Cotie McMahon (born May 4, 2004) is an American professional basketball player for the Washington Mystics of the Women's National Basketball Association (WNBA). McMahon played college basketball for the Ole Miss Rebels of the Southeastern Conference and the Ohio State Buckeyes where she was named Big Ten Freshman of the Year in 2023.

==High school career==
McMahon played basketball for Centerville High School in Centerville, Ohio. As a junior, she led her team to a Greater Western Ohio Conference title. In addition to basketball, McMahon competed in track and field in high school. She was rated a four-star recruit by ESPN and received her first NCAA Division I scholarship offer from Xavier in seventh grade. She committed to play college basketball for Ohio State and opted to graduate early from high school.

==College career==
McMahon enrolled early at Ohio State, at age 17, and did not play or travel with the team in her first semester. As a freshman, she was named second-team All-Big Ten and Big Ten Freshman of the Year. McMahon was a six-time Big Ten Freshman of the Week, which tied the program record held by Kelsey Mitchell. As a freshman, she averaged 15.1 points, 5.5 rebounds and 2.4 assists per game, helping her team reach the Elite Eight of the 2023 NCAA tournament.

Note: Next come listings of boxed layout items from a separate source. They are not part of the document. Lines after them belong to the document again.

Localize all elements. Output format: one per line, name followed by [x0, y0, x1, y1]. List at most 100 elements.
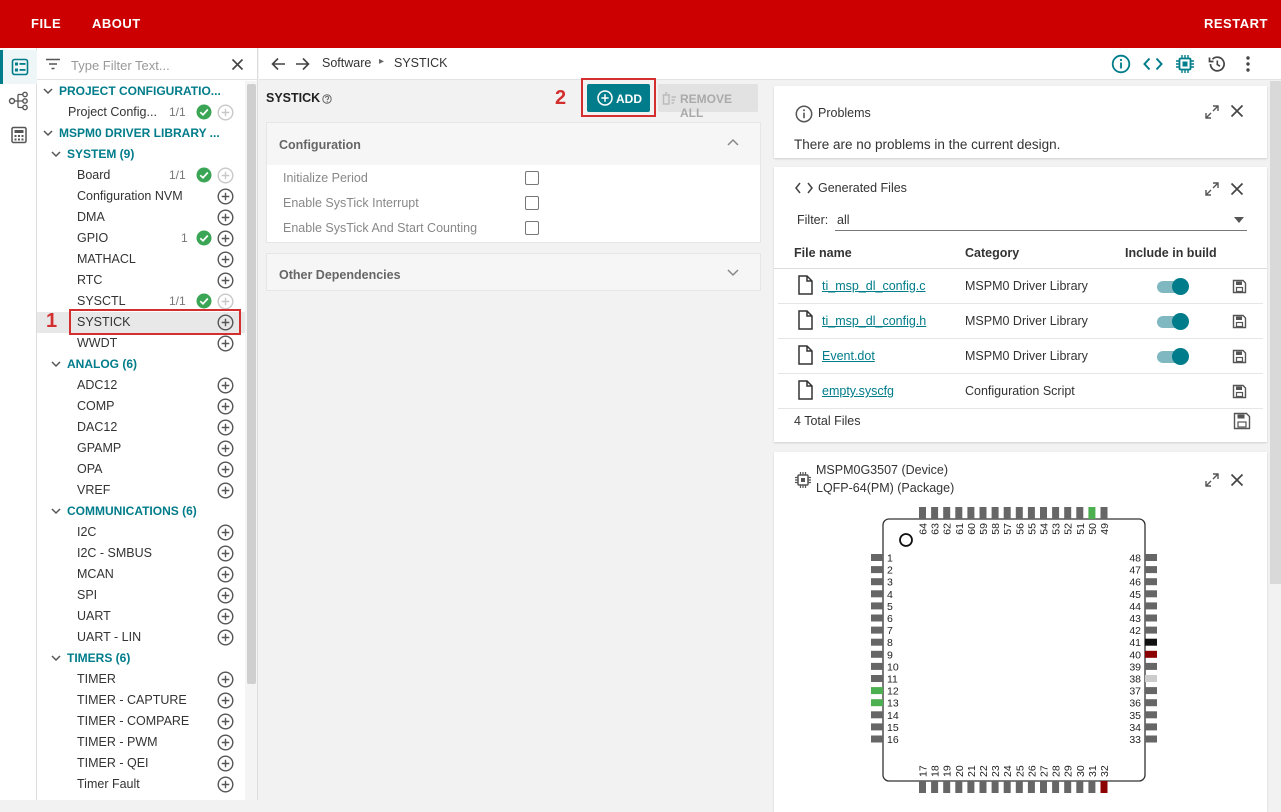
add-circle-icon[interactable] [217, 671, 234, 688]
sidebar-item-timer-qei[interactable]: TIMER - QEI [37, 753, 245, 774]
sidebar-item-project-configuration[interactable]: Project Config... 1/1 [37, 102, 245, 123]
sidebar-item-uart-lin[interactable]: UART - LIN [37, 627, 245, 648]
sidebar-item-mathacl[interactable]: MATHACL [37, 249, 245, 270]
sidebar-item-timer-compare[interactable]: TIMER - COMPARE [37, 711, 245, 732]
sidebar-item-mcan[interactable]: MCAN [37, 564, 245, 585]
add-button[interactable]: ADD [587, 84, 650, 112]
restart-button[interactable]: RESTART [1204, 16, 1268, 31]
add-circle-icon[interactable] [217, 734, 234, 751]
chip-icon[interactable] [1175, 54, 1195, 74]
remove-all-button[interactable]: REMOVE ALL [658, 84, 758, 120]
sidebar-item-timer-pwm[interactable]: TIMER - PWM [37, 732, 245, 753]
sidebar-item-vref[interactable]: VREF [37, 480, 245, 501]
add-circle-icon[interactable] [217, 545, 234, 562]
add-circle-icon[interactable] [217, 608, 234, 625]
add-circle-icon[interactable] [217, 587, 234, 604]
right-panel-scrollbar[interactable] [1270, 81, 1281, 584]
sidebar-item-comp[interactable]: COMP [37, 396, 245, 417]
sidebar-item-timer[interactable]: TIMER [37, 669, 245, 690]
expand-icon[interactable] [1204, 104, 1220, 120]
add-circle-icon[interactable] [217, 755, 234, 772]
sidebar-item-uart[interactable]: UART [37, 606, 245, 627]
add-circle-icon[interactable] [217, 629, 234, 646]
more-options-icon[interactable] [1245, 55, 1251, 73]
sidebar-item-spi[interactable]: SPI [37, 585, 245, 606]
help-icon[interactable] [322, 94, 332, 104]
file-menu[interactable]: FILE [31, 16, 61, 31]
info-icon[interactable] [1111, 54, 1131, 74]
sidebar-item-dac12[interactable]: DAC12 [37, 417, 245, 438]
config-option-checkbox[interactable] [525, 221, 539, 235]
sidebar-item-gpio[interactable]: GPIO 1 [37, 228, 245, 249]
close-icon[interactable] [1230, 182, 1244, 196]
add-circle-icon[interactable] [217, 398, 234, 415]
config-option-checkbox[interactable] [525, 171, 539, 185]
sidebar-item-rtc[interactable]: RTC [37, 270, 245, 291]
add-circle-icon[interactable] [217, 692, 234, 709]
sidebar-item-opa[interactable]: OPA [37, 459, 245, 480]
sidebar-item-i2c[interactable]: I2C [37, 522, 245, 543]
add-circle-icon[interactable] [217, 335, 234, 352]
category-communications[interactable]: COMMUNICATIONS (6) [37, 501, 245, 522]
configuration-header[interactable]: Configuration [267, 123, 760, 165]
include-in-build-toggle[interactable] [1157, 278, 1189, 296]
save-icon[interactable] [1232, 314, 1247, 334]
add-circle-icon[interactable] [217, 167, 234, 184]
back-arrow-icon[interactable] [271, 57, 286, 71]
sidebar-item-dma[interactable]: DMA [37, 207, 245, 228]
sidebar-item-i2c-smbus[interactable]: I2C - SMBUS [37, 543, 245, 564]
filter-select[interactable]: all [835, 209, 1247, 231]
history-icon[interactable] [1207, 54, 1227, 74]
include-in-build-toggle[interactable] [1157, 313, 1189, 331]
category-timers[interactable]: TIMERS (6) [37, 648, 245, 669]
other-dependencies-section[interactable]: Other Dependencies [266, 253, 761, 291]
sidebar-item-gpamp[interactable]: GPAMP [37, 438, 245, 459]
save-icon[interactable] [1232, 349, 1247, 369]
add-circle-icon[interactable] [217, 209, 234, 226]
filter-input[interactable] [71, 55, 221, 75]
file-name-link[interactable]: ti_msp_dl_config.c [822, 279, 926, 293]
add-circle-icon[interactable] [217, 566, 234, 583]
save-icon[interactable] [1232, 279, 1247, 299]
sidebar-item-adc12[interactable]: ADC12 [37, 375, 245, 396]
category-project-configuration[interactable]: PROJECT CONFIGURATIO... [37, 81, 245, 102]
sidebar-scrollbar-thumb[interactable] [247, 84, 256, 684]
calculator-view-button[interactable] [0, 118, 37, 152]
breadcrumb-software[interactable]: Software [322, 56, 371, 70]
code-view-icon[interactable] [1143, 56, 1163, 72]
add-circle-icon[interactable] [217, 776, 234, 793]
add-circle-icon[interactable] [217, 251, 234, 268]
category-analog[interactable]: ANALOG (6) [37, 354, 245, 375]
add-circle-icon[interactable] [217, 104, 234, 121]
category-system[interactable]: SYSTEM (9) [37, 144, 245, 165]
save-all-icon[interactable] [1233, 412, 1251, 435]
forward-arrow-icon[interactable] [295, 57, 310, 71]
file-name-link[interactable]: empty.syscfg [822, 384, 894, 398]
add-circle-icon[interactable] [217, 293, 234, 310]
sidebar-item-timer-capture[interactable]: TIMER - CAPTURE [37, 690, 245, 711]
add-circle-icon[interactable] [217, 713, 234, 730]
chevron-up-icon[interactable] [727, 138, 739, 146]
file-name-link[interactable]: ti_msp_dl_config.h [822, 314, 926, 328]
sidebar-item-board[interactable]: Board 1/1 [37, 165, 245, 186]
sidebar-item-configuration-nvm[interactable]: Configuration NVM [37, 186, 245, 207]
add-circle-icon[interactable] [217, 461, 234, 478]
add-circle-icon[interactable] [217, 440, 234, 457]
module-list-view-button[interactable] [0, 50, 37, 84]
sidebar-item-timer-fault[interactable]: Timer Fault [37, 774, 245, 795]
about-menu[interactable]: ABOUT [92, 16, 141, 31]
add-circle-icon[interactable] [217, 524, 234, 541]
dependency-view-button[interactable] [0, 84, 37, 118]
close-icon[interactable] [1230, 104, 1244, 118]
add-circle-icon[interactable] [217, 419, 234, 436]
add-circle-icon[interactable] [217, 188, 234, 205]
chevron-down-icon[interactable] [727, 269, 739, 277]
save-icon[interactable] [1232, 384, 1247, 404]
clear-filter-icon[interactable] [231, 58, 244, 71]
config-option-checkbox[interactable] [525, 196, 539, 210]
add-circle-icon[interactable] [217, 272, 234, 289]
add-circle-icon[interactable] [217, 482, 234, 499]
include-in-build-toggle[interactable] [1157, 348, 1189, 366]
expand-icon[interactable] [1204, 181, 1220, 197]
add-circle-icon[interactable] [217, 230, 234, 247]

In her sophomore season, McMahon led the team in rebounds per game. On January 21 2024, McMahon scored a double-double overtime win against Iowa, with a career-high 33 points and season-high 12 rebounds. She earned player of the week honors from the Big Ten, Naismith, and AP. On January 28 2024, she had a double-double against Purdue with 10 points, a season-high 12 rebounds, and career-high eight assists. In the postseason, McMahon was named to the All-Big Ten first-team, and an Honorable Mention All-American by AP and USBWA. She scored her 1,000th career point in the NCAA Tournament against Duke on March 24, 2024.

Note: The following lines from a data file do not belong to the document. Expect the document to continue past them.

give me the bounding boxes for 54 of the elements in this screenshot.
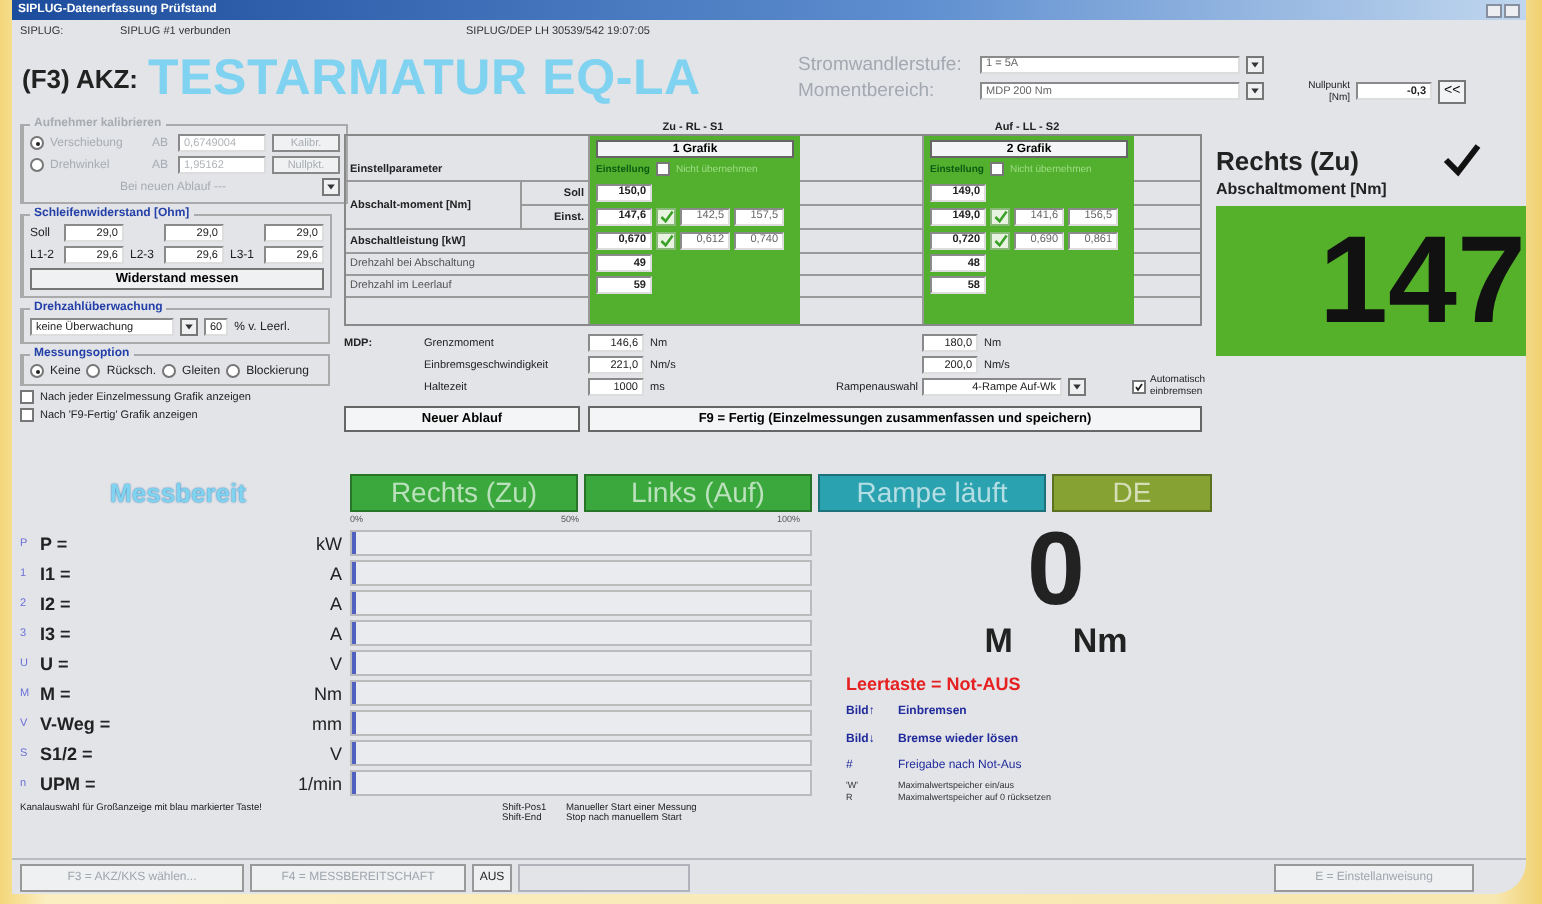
symbol-text: M	[984, 622, 1013, 662]
caret-icon	[1072, 382, 1082, 392]
radio-button[interactable]	[30, 364, 44, 378]
checkbox[interactable]	[20, 390, 34, 404]
radio-button[interactable]	[226, 364, 241, 378]
value-display: 147	[1216, 206, 1526, 356]
maximize-button[interactable]	[1504, 3, 1520, 17]
status-tile: Rampe läuft	[818, 473, 1046, 511]
value-display: 0	[1027, 518, 1085, 622]
checkbox[interactable]	[1132, 380, 1146, 394]
status-title: Messbereit	[108, 477, 248, 507]
caret-icon	[1250, 59, 1261, 69]
unit-text: A	[327, 623, 344, 643]
checkbox[interactable]	[989, 162, 1004, 176]
unit-text: A	[327, 593, 344, 613]
label-text: Stromwandlerstufe:	[798, 53, 964, 75]
unit-text: kW	[314, 533, 344, 553]
unit-text: mm	[310, 713, 344, 733]
channel-label: V-Weg =	[40, 713, 113, 733]
channel-label: S1/2 =	[40, 743, 95, 763]
minimize-button[interactable]	[1486, 3, 1502, 17]
channel-label: M =	[40, 683, 73, 703]
status-tile: DE	[1052, 473, 1212, 511]
channel-label: I2 =	[40, 593, 73, 613]
unit-text: Nm	[1072, 622, 1128, 662]
channel-label: I1 =	[40, 563, 73, 583]
radio-button[interactable]	[86, 364, 101, 378]
dropdown-button[interactable]	[1068, 378, 1086, 396]
unit-text: 1/min	[295, 773, 344, 793]
checkbox[interactable]	[655, 162, 670, 176]
channel-label: I3 =	[40, 623, 73, 643]
status-tile: Links (Auf)	[584, 473, 812, 511]
unit-text: A	[327, 563, 344, 583]
channel-label: U =	[40, 653, 71, 673]
unit-text: Nm	[312, 683, 344, 703]
label-text: Abschaltmoment [Nm]	[1216, 180, 1389, 198]
channel-label: UPM =	[40, 773, 98, 793]
caret-icon	[1250, 86, 1261, 96]
unit-text: V	[327, 743, 344, 763]
akz-name: TESTARMATUR EQ-LA	[148, 49, 703, 107]
channel-label: P =	[40, 533, 70, 553]
warning-text: Leertaste = Not-AUS	[846, 674, 1023, 694]
label-text: Momentbereich:	[798, 80, 937, 102]
label-text: (F3) AKZ:	[22, 63, 139, 93]
caret-icon	[184, 322, 194, 332]
dropdown-button[interactable]	[180, 318, 198, 336]
radio-button[interactable]	[162, 364, 177, 378]
caret-icon	[326, 182, 336, 192]
checkbox[interactable]	[20, 408, 34, 422]
direction-text: Rechts (Zu)	[1216, 145, 1359, 175]
status-tile: Rechts (Zu)	[350, 473, 578, 511]
dropdown-button[interactable]	[1246, 82, 1265, 100]
unit-text: V	[327, 653, 344, 673]
dropdown-button[interactable]	[1246, 55, 1265, 73]
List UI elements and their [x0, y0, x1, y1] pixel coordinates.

As a junior, McMahon averaged 16.5 points, 4.7 rebounds, and 2.1 assists, leading the team in points. She repeated honors for first-team All-Big Ten, and was an Honorable Mention All-American by WBCA. At the end of the season, McMahon transferred to Ole Miss.

==National team career==
McMahon played for the United States at the 2022 FIBA Under-18 Women's Americas Championship in Argentina. She helped her team win the gold medal after scoring 22 points against Canada in the final. McMahon averaged 12.6 points and 8.6 rebounds per game, earning all-tournament team honors. She won another gold medal at the 2023 FIBA Under-19 World Cup in Spain, averaging 8.9 points, 4.1 rebounds and 2.4 assists per game in the tournament. In the final, McMahon scored 16 points and made the go-ahead basket in a 69–66 win over Spain.

==Career statistics==

===College===

| Year | Team | GP | GS | MPG | FG% | 3P% | FT% | RPG | APG | SPG | BPG | TO | PPG |
| 2022–23 | Ohio State | 36 | 36 | 29.1 | 51.0 | 26.3 | 67.7 | 5.5 | 2.4 | 1.6 | 0.7 | 2.9 | 15.1 |
| 2023–24 | Ohio State | 32 | 32 | 29.1 | 46.0 | 23.0 | 62.3 | 6.3 | 2.1 | 1.1 | 0.5 | 2.5 | 14.4 |
| 2024–25 | Ohio State | 29 | 29 | 32.7 | 44.4 | 37.4 | 63.9 | 4.7 | 2.1 | 1.2 | 0.2 | 2.3 | 16.5 |
| 2025–26 | Ole Miss | 36 | 36 | 30.0 | 45.1 | 28.6 | 73.5 | 5.1 | 3.0 | 1.1 | 0.4 | 2.8 | 19.5 |
| Career |  | 133 | 133 | 30.1 | 46.5 | 29.6 | 67.5 | 5.4 | 2.4 | 1.3 | 0.5 | 2.6 | 16.4 |
Statistics retrieved from Sports-Reference.

==Off the court==
Before her freshman season at Ohio State, McMahon signed a name, image and likeness deal with Berry Blendz. She earned a percentage of proceeds from every purchase of the "Cotie Crossover" smoothie sold by the store.